Our first case was affected by fetal growth restriction, whereas our second case had an appropriately grown fetus. It is difficult to infer that fetal weight was impacted specifically by PLCH as both patients had moderate to severe persistent asthma, and our first patient had other comorbidities possibly affecting birth weight including current vaping (with nicotine) use, history of drug use and Hepatitis C. Neither patient had complications in previous pregnancies that would contribute to issues in discussed cases. Asthma is a condition for which fetal surveillance is recommended due to severe or poorly controlled asthma being associated with growth restriction and other adverse perinatal outcomes. Both of our patients would have been undergoing serial ultrasound examinations regardless of PLCH diagnosis [7]. However, if we consider PLCH a mirror of asthma, as a chronic lung disease that can impact fetal well-being, oxygenation, and growth, women with this separate disease may also require and benefit from serial ultrasonography and monitoring. Given lack of available evidence, we recommend consultation with a maternal fetal medicine specialist for pregnancies affected by PLCH and fetal surveillance during pregnancy.

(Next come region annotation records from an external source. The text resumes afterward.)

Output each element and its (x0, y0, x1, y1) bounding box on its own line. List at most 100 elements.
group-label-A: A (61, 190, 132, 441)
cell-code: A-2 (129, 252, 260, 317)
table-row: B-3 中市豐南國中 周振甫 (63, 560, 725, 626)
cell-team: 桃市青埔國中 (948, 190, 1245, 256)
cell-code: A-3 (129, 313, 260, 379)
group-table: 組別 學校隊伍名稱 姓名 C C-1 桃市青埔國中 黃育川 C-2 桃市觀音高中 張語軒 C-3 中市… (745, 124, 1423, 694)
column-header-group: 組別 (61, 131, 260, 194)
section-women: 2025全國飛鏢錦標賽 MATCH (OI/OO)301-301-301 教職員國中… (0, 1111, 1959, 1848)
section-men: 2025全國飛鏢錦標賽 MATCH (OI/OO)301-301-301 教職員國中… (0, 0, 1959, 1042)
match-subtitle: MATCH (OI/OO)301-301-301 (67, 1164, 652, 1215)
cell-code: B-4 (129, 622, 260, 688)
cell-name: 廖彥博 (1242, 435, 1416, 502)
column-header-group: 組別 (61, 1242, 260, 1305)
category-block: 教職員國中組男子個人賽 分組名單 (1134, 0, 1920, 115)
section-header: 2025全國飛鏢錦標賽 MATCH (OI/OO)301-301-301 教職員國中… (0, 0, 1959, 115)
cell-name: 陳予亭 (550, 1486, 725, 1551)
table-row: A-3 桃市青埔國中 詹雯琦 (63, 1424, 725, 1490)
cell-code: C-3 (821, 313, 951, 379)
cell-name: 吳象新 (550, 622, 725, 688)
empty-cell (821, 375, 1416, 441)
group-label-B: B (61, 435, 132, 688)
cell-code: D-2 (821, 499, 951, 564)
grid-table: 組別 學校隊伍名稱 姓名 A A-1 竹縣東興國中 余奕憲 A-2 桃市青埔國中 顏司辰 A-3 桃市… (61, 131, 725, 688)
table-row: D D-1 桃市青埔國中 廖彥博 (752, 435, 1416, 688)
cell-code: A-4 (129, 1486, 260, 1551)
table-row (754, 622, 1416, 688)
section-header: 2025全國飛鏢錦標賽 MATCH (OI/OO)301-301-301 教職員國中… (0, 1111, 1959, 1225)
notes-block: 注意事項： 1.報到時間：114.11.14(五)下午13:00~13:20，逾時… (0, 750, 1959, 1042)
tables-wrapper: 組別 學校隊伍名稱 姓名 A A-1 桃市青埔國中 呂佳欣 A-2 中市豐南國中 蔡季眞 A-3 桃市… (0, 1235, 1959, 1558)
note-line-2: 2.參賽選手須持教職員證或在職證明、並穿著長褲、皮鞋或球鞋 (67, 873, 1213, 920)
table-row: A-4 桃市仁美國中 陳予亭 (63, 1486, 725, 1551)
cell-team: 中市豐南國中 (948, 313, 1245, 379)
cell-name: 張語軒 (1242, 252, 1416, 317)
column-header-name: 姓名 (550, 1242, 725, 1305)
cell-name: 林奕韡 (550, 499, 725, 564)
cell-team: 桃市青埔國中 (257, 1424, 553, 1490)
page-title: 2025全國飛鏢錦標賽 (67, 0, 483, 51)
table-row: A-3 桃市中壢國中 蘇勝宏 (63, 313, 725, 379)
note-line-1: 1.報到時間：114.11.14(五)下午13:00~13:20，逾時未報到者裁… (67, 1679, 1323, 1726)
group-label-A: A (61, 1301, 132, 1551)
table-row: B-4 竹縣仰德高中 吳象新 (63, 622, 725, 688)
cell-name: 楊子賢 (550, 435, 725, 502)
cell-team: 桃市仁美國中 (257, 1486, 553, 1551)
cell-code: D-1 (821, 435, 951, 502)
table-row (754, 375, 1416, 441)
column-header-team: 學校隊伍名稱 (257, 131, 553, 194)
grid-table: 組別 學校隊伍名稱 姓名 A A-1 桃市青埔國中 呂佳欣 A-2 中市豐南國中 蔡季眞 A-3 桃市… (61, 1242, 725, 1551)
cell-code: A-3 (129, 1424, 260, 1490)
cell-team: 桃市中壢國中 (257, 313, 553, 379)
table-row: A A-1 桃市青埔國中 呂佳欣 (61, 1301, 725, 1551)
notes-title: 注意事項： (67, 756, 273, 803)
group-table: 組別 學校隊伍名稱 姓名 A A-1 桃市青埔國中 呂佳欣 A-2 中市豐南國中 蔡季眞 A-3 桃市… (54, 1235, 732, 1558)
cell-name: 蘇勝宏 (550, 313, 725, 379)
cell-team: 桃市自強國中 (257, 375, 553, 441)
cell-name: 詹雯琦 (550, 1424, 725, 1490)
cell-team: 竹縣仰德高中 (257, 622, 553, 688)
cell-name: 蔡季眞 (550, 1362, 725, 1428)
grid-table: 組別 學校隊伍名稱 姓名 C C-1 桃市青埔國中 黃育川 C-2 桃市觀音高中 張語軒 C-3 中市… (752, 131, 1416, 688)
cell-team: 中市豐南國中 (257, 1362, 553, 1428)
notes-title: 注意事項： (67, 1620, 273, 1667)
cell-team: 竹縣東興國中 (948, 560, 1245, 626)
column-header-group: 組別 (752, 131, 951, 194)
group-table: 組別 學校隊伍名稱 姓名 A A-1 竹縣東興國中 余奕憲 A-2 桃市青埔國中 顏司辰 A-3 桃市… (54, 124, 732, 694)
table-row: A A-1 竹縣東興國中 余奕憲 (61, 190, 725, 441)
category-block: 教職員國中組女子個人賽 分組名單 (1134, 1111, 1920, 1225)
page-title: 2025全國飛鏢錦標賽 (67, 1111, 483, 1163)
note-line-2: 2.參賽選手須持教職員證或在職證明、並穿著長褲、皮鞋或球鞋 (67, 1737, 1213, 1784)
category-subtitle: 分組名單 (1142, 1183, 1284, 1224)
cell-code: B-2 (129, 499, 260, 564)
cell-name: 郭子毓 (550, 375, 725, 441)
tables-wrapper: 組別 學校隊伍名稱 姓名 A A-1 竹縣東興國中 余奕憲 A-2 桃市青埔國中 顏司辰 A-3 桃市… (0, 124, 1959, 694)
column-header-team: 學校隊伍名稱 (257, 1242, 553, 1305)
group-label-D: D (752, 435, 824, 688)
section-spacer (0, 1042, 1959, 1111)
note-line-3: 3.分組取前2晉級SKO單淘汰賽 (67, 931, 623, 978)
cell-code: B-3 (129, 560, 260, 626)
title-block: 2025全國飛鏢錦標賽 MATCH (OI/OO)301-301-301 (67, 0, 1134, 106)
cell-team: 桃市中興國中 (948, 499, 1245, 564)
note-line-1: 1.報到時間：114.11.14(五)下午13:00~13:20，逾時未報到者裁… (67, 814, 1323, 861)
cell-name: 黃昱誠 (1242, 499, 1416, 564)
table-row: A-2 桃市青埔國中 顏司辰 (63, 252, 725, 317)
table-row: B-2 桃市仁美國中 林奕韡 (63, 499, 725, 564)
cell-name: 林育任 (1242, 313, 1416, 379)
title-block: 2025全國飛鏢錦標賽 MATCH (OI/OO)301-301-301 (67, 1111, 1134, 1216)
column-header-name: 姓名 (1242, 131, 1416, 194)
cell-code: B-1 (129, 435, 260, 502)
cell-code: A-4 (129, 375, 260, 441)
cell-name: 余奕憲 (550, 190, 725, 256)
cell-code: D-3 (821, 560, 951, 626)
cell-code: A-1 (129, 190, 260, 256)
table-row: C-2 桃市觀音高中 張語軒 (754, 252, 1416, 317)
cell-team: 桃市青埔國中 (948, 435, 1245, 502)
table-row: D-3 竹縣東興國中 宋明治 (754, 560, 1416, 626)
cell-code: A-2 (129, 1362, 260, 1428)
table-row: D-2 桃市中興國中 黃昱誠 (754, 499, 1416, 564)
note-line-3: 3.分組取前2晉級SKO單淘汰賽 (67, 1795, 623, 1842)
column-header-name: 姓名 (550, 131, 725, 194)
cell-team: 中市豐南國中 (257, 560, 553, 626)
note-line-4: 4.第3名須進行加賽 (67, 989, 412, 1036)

Both patients were recommended to deliver by primary cesarean section, as advised by the pulmonary specialists, due to concern for pneumothorax with vaginal delivery. It has been postulated that patients with PLCH are at risk for recurrent pneumothorax, which more commonly happens in younger patients [8]. Given increased intrathoracic pressure with Valsalva and thus increased risk of pneumothorax in patients with PLCH, serious consideration to primary cesarean section may be beneficial. In past studies, only 23.8% women with PLCH were delivered by cesarean section [4]. Both of our patients underwent spinal anesthesia without complication. In light of the risk of pneumothorax, we recommend joint decision making between obstetricians, pulmonologists, and women at risk for this complication.

Overall, there is scant literature and studies evaluating PLCH and its impact on pregnancy or pregnancy’s impact on the disease, including the optimal mode of delivery. Our patients present two significant findings: PLCH may affect birth weight and mode of delivery in pregnancy, and pregnancy does not seem to change the course of PLCH. Term delivery with cesarean section is recommended due to risk of pneumothorax. However, we have highlighted that surveillance during pregnancy, both fetal and maternal, and shared decision making may optimize outcomes for mother and baby.